Lighthouse in the Batanes, Philippines

Basco Lighthouse is a lighthouse in the town of Basco in Batanes, the northernmost province in the Philippines. Located in Naidi Hills in Barangay San Antonio, the lush green hills and the open sea provide a beautiful backdrop for the lighthouse. The place can easily be reached by a 1.2-km (3/4 mile) hike from the Port of Basco.

==History==
Basco Lighthouse is one of the three lighthouses proposed by former Congressman Florencio Abad of Batanes, not only as working lighthouses, but possibly as tourist attractions. The other two are in Sabtang and Mahatao. The Basco structure was the first completed in 2003.

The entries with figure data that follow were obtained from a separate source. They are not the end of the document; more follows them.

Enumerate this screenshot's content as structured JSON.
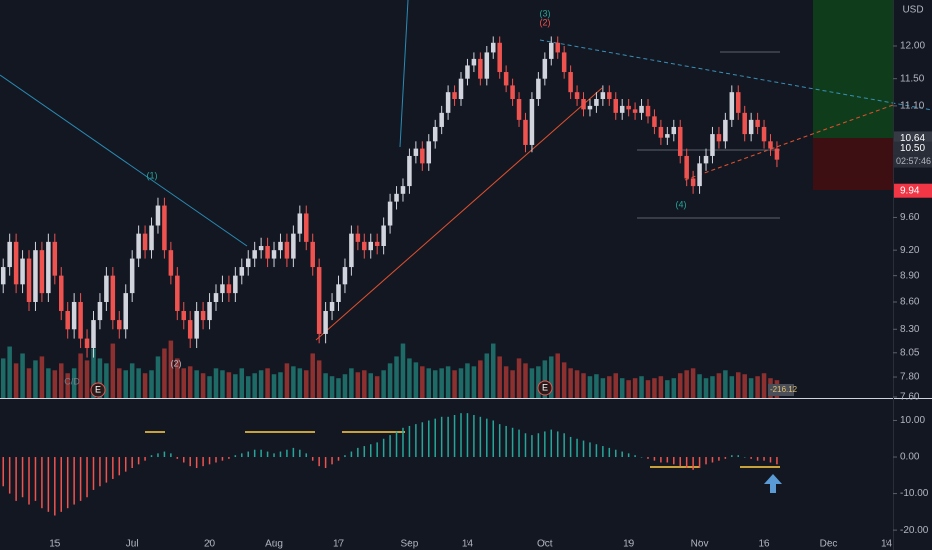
{
  "chart_data": {
    "type": "candlestick",
    "currency": "USD",
    "log_scale": true,
    "ylim": [
      7.59,
      12.74
    ],
    "yticks": [
      {
        "value": 12,
        "label": "12.00"
      },
      {
        "value": 11.5,
        "label": "11.50"
      },
      {
        "value": 11.1,
        "label": "11.10"
      },
      {
        "value": 9.6,
        "label": "9.60"
      },
      {
        "value": 9.2,
        "label": "9.20"
      },
      {
        "value": 8.9,
        "label": "8.90"
      },
      {
        "value": 8.6,
        "label": "8.60"
      },
      {
        "value": 8.3,
        "label": "8.30"
      },
      {
        "value": 8.05,
        "label": "8.05"
      },
      {
        "value": 7.8,
        "label": "7.80"
      },
      {
        "value": 7.6,
        "label": "7.60"
      }
    ],
    "xlim": [
      -0.5,
      138
    ],
    "xticks": [
      {
        "value": 8,
        "label": "15"
      },
      {
        "value": 20,
        "label": "Jul"
      },
      {
        "value": 32,
        "label": "20"
      },
      {
        "value": 42,
        "label": "Aug"
      },
      {
        "value": 52,
        "label": "17"
      },
      {
        "value": 63,
        "label": "Sep"
      },
      {
        "value": 72,
        "label": "14"
      },
      {
        "value": 84,
        "label": "Oct"
      },
      {
        "value": 97,
        "label": "19"
      },
      {
        "value": 108,
        "label": "Nov"
      },
      {
        "value": 118,
        "label": "16"
      },
      {
        "value": 128,
        "label": "Dec"
      },
      {
        "value": 137,
        "label": "14"
      }
    ],
    "up_color": "#d1d4dc",
    "down_color": "#ef5350",
    "open": [
      8.8,
      9.0,
      9.3,
      8.8,
      9.1,
      8.6,
      9.2,
      8.7,
      9.3,
      8.9,
      8.5,
      8.3,
      8.6,
      8.2,
      8.1,
      8.4,
      8.6,
      8.9,
      8.4,
      8.3,
      8.7,
      9.1,
      9.4,
      9.2,
      9.5,
      9.75,
      9.2,
      8.9,
      8.5,
      8.4,
      8.2,
      8.5,
      8.4,
      8.6,
      8.7,
      8.8,
      8.7,
      8.9,
      9.0,
      9.1,
      9.2,
      9.25,
      9.1,
      9.2,
      9.3,
      9.1,
      9.4,
      9.65,
      9.3,
      9.0,
      8.25,
      8.5,
      8.6,
      8.8,
      9.0,
      9.4,
      9.3,
      9.2,
      9.3,
      9.25,
      9.5,
      9.8,
      9.9,
      10.0,
      10.4,
      10.5,
      10.3,
      10.6,
      10.8,
      11.0,
      11.3,
      11.2,
      11.5,
      11.7,
      11.8,
      11.5,
      11.9,
      12.05,
      11.6,
      11.4,
      11.2,
      10.9,
      10.55,
      11.2,
      11.5,
      11.8,
      12.05,
      11.9,
      11.6,
      11.3,
      11.2,
      11.05,
      11.1,
      11.2,
      11.3,
      11.2,
      11.0,
      11.1,
      11.05,
      11.0,
      11.1,
      10.95,
      10.8,
      10.65,
      10.7,
      10.8,
      10.4,
      10.1,
      10.0,
      10.3,
      10.4,
      10.7,
      10.6,
      10.9,
      11.3,
      11.0,
      10.7,
      10.9,
      10.8,
      10.6,
      10.5
    ],
    "high": [
      9.1,
      9.4,
      9.4,
      9.2,
      9.2,
      9.3,
      9.3,
      9.4,
      9.4,
      9.0,
      8.6,
      8.7,
      8.7,
      8.3,
      8.5,
      8.7,
      9.0,
      9.0,
      8.5,
      8.8,
      9.2,
      9.5,
      9.5,
      9.6,
      9.85,
      9.85,
      9.3,
      9.0,
      8.6,
      8.5,
      8.6,
      8.6,
      8.7,
      8.8,
      8.9,
      8.9,
      9.0,
      9.1,
      9.2,
      9.3,
      9.35,
      9.35,
      9.3,
      9.4,
      9.4,
      9.5,
      9.75,
      9.75,
      9.4,
      9.1,
      8.6,
      8.7,
      8.9,
      9.1,
      9.5,
      9.5,
      9.4,
      9.4,
      9.4,
      9.6,
      9.9,
      10.0,
      10.1,
      10.5,
      10.6,
      10.6,
      10.7,
      10.9,
      11.1,
      11.4,
      11.4,
      11.6,
      11.8,
      11.9,
      11.9,
      12.0,
      12.15,
      12.15,
      11.7,
      11.5,
      11.3,
      11.0,
      11.3,
      11.6,
      11.9,
      12.15,
      12.15,
      12.0,
      11.7,
      11.4,
      11.3,
      11.2,
      11.3,
      11.4,
      11.4,
      11.3,
      11.2,
      11.2,
      11.15,
      11.2,
      11.2,
      11.05,
      10.9,
      10.8,
      10.9,
      10.9,
      10.5,
      10.2,
      10.4,
      10.5,
      10.8,
      10.8,
      11.0,
      11.4,
      11.4,
      11.1,
      11.0,
      11.0,
      10.9,
      10.7,
      10.6
    ],
    "low": [
      8.7,
      8.9,
      8.7,
      8.7,
      8.5,
      8.5,
      8.6,
      8.6,
      8.8,
      8.4,
      8.2,
      8.2,
      8.1,
      8.0,
      8.0,
      8.3,
      8.5,
      8.3,
      8.2,
      8.2,
      8.6,
      9.0,
      9.1,
      9.1,
      9.4,
      9.1,
      8.8,
      8.4,
      8.3,
      8.1,
      8.1,
      8.3,
      8.3,
      8.5,
      8.6,
      8.6,
      8.6,
      8.8,
      8.9,
      9.0,
      9.1,
      9.0,
      9.0,
      9.1,
      9.0,
      9.0,
      9.3,
      9.2,
      8.9,
      8.15,
      8.15,
      8.4,
      8.5,
      8.7,
      8.9,
      9.2,
      9.1,
      9.1,
      9.15,
      9.15,
      9.4,
      9.7,
      9.8,
      9.9,
      10.3,
      10.2,
      10.2,
      10.5,
      10.7,
      10.9,
      11.1,
      11.1,
      11.4,
      11.6,
      11.4,
      11.4,
      11.8,
      11.5,
      11.3,
      11.1,
      10.8,
      10.45,
      10.45,
      11.1,
      11.4,
      11.7,
      11.8,
      11.5,
      11.2,
      11.1,
      10.95,
      10.95,
      11.0,
      11.1,
      11.1,
      10.9,
      10.9,
      10.95,
      10.9,
      10.9,
      10.85,
      10.7,
      10.55,
      10.55,
      10.6,
      10.3,
      10.0,
      9.9,
      9.9,
      10.2,
      10.3,
      10.5,
      10.5,
      10.8,
      10.9,
      10.6,
      10.6,
      10.7,
      10.5,
      10.4,
      10.25
    ],
    "close": [
      9.0,
      9.3,
      8.8,
      9.1,
      8.6,
      9.2,
      8.7,
      9.3,
      8.9,
      8.5,
      8.3,
      8.6,
      8.2,
      8.1,
      8.4,
      8.6,
      8.9,
      8.4,
      8.3,
      8.7,
      9.1,
      9.4,
      9.2,
      9.5,
      9.75,
      9.2,
      8.9,
      8.5,
      8.4,
      8.2,
      8.5,
      8.4,
      8.6,
      8.7,
      8.8,
      8.7,
      8.9,
      9.0,
      9.1,
      9.2,
      9.25,
      9.1,
      9.2,
      9.3,
      9.1,
      9.4,
      9.65,
      9.3,
      9.0,
      8.25,
      8.5,
      8.6,
      8.8,
      9.0,
      9.4,
      9.3,
      9.2,
      9.3,
      9.25,
      9.5,
      9.8,
      9.9,
      10.0,
      10.4,
      10.5,
      10.3,
      10.6,
      10.8,
      11.0,
      11.3,
      11.2,
      11.5,
      11.7,
      11.8,
      11.5,
      11.9,
      12.05,
      11.6,
      11.4,
      11.2,
      10.9,
      10.55,
      11.2,
      11.5,
      11.8,
      12.05,
      11.9,
      11.6,
      11.3,
      11.2,
      11.05,
      11.1,
      11.2,
      11.3,
      11.2,
      11.0,
      11.1,
      11.05,
      11.0,
      11.1,
      10.95,
      10.8,
      10.65,
      10.7,
      10.8,
      10.4,
      10.1,
      10.0,
      10.3,
      10.4,
      10.7,
      10.6,
      10.9,
      11.3,
      11.0,
      10.7,
      10.9,
      10.8,
      10.6,
      10.5,
      10.35
    ],
    "volume": {
      "lim": [
        0,
        200
      ],
      "up_color": "#1e6a66",
      "down_color": "#8c3030",
      "label": -216.12,
      "values": [
        40,
        52,
        35,
        45,
        30,
        38,
        42,
        30,
        28,
        35,
        25,
        30,
        45,
        38,
        50,
        40,
        35,
        55,
        30,
        28,
        35,
        30,
        25,
        28,
        42,
        50,
        58,
        40,
        30,
        32,
        28,
        25,
        22,
        30,
        28,
        26,
        24,
        30,
        22,
        25,
        28,
        30,
        24,
        26,
        35,
        32,
        30,
        28,
        45,
        38,
        25,
        22,
        20,
        24,
        30,
        26,
        28,
        25,
        22,
        28,
        35,
        42,
        55,
        40,
        36,
        32,
        30,
        28,
        30,
        32,
        28,
        30,
        35,
        32,
        38,
        45,
        55,
        42,
        32,
        28,
        40,
        35,
        30,
        32,
        38,
        42,
        45,
        36,
        30,
        28,
        25,
        22,
        24,
        20,
        22,
        25,
        20,
        18,
        20,
        22,
        18,
        20,
        22,
        18,
        20,
        25,
        28,
        30,
        24,
        20,
        22,
        25,
        28,
        22,
        26,
        24,
        20,
        22,
        25,
        20,
        18
      ]
    },
    "price_markers": [
      {
        "value": 10.64,
        "label": "10.64",
        "color": "#363a45"
      },
      {
        "value": 10.5,
        "label": "10.50",
        "color": "#2a2e39"
      },
      {
        "value": 9.94,
        "label": "9.94",
        "color": "#f23645"
      }
    ],
    "countdown": "02:57:46",
    "annotations": [
      "(1)",
      "(2)",
      "(3)",
      "(2)",
      "(4)",
      "C/D",
      "E",
      "E"
    ],
    "oscillator": {
      "ylim": [
        -22.7,
        15.6
      ],
      "up_color": "#26a69a",
      "down_color": "#ef5350",
      "yticks": [
        {
          "value": 10,
          "label": "10.00"
        },
        {
          "value": 0,
          "label": "0.00"
        },
        {
          "value": -10,
          "label": "-10.00"
        },
        {
          "value": -20,
          "label": "-20.00"
        }
      ],
      "values": [
        -8,
        -10,
        -12,
        -11,
        -13,
        -12,
        -14,
        -15,
        -16,
        -15,
        -14,
        -13,
        -12,
        -11,
        -9,
        -8,
        -7,
        -6,
        -5,
        -4,
        -3,
        -2,
        -1,
        0.5,
        1,
        1.5,
        1,
        -0.5,
        -1.5,
        -2.5,
        -3,
        -2.5,
        -2,
        -1.5,
        -1,
        -0.5,
        0.5,
        1,
        1.5,
        2,
        2,
        1.5,
        1,
        1.5,
        2,
        2.5,
        2,
        1,
        -1,
        -2.5,
        -3,
        -2,
        -1,
        0.5,
        1.5,
        2.5,
        3,
        3.5,
        4,
        5,
        6,
        7,
        8,
        8.5,
        9,
        9.5,
        10,
        10.5,
        11,
        11,
        11.5,
        12,
        12,
        11.5,
        11,
        10.5,
        10,
        9,
        8.5,
        8,
        7.5,
        6.5,
        6,
        6.5,
        7,
        7.5,
        7,
        6.5,
        5.5,
        5,
        4.5,
        4,
        3.5,
        3,
        2.5,
        2,
        1.5,
        1,
        0.5,
        0,
        -0.5,
        -1,
        -1.5,
        -1.5,
        -2,
        -2.5,
        -3,
        -3.5,
        -3,
        -2,
        -1.5,
        -1,
        -0.5,
        0.5,
        0.5,
        0,
        -0.5,
        -1,
        -1,
        -1.5,
        -2
      ]
    }
  }
}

The location chosen is where the first lighthouse of Basco was built. It was also the site of the American period telegraph facilities that connected Batanes with the central government until it was destroyed by the Japanese Imperial Army bombings at the start of World War II. A few of the buildings survived and some have been converted into businesses like a café - resulting from the area becoming popular because of the lighthouse.

==Architecture==
The structure is a 6-story building with a gallery or viewing deck on the fifth floor. Located next to the 66 ft tower is a dwelling of vernacular architecture. Traditional Ivatan houses are made with stone or rubble masonry.

The viewing deck is a perfect location to view the whole of Batan Island (the main island where Basco is located) from end to end, including Mount Iraya. One can also have a clear view of Sabtang Island in the south of Basco and Itbayat Island to the north.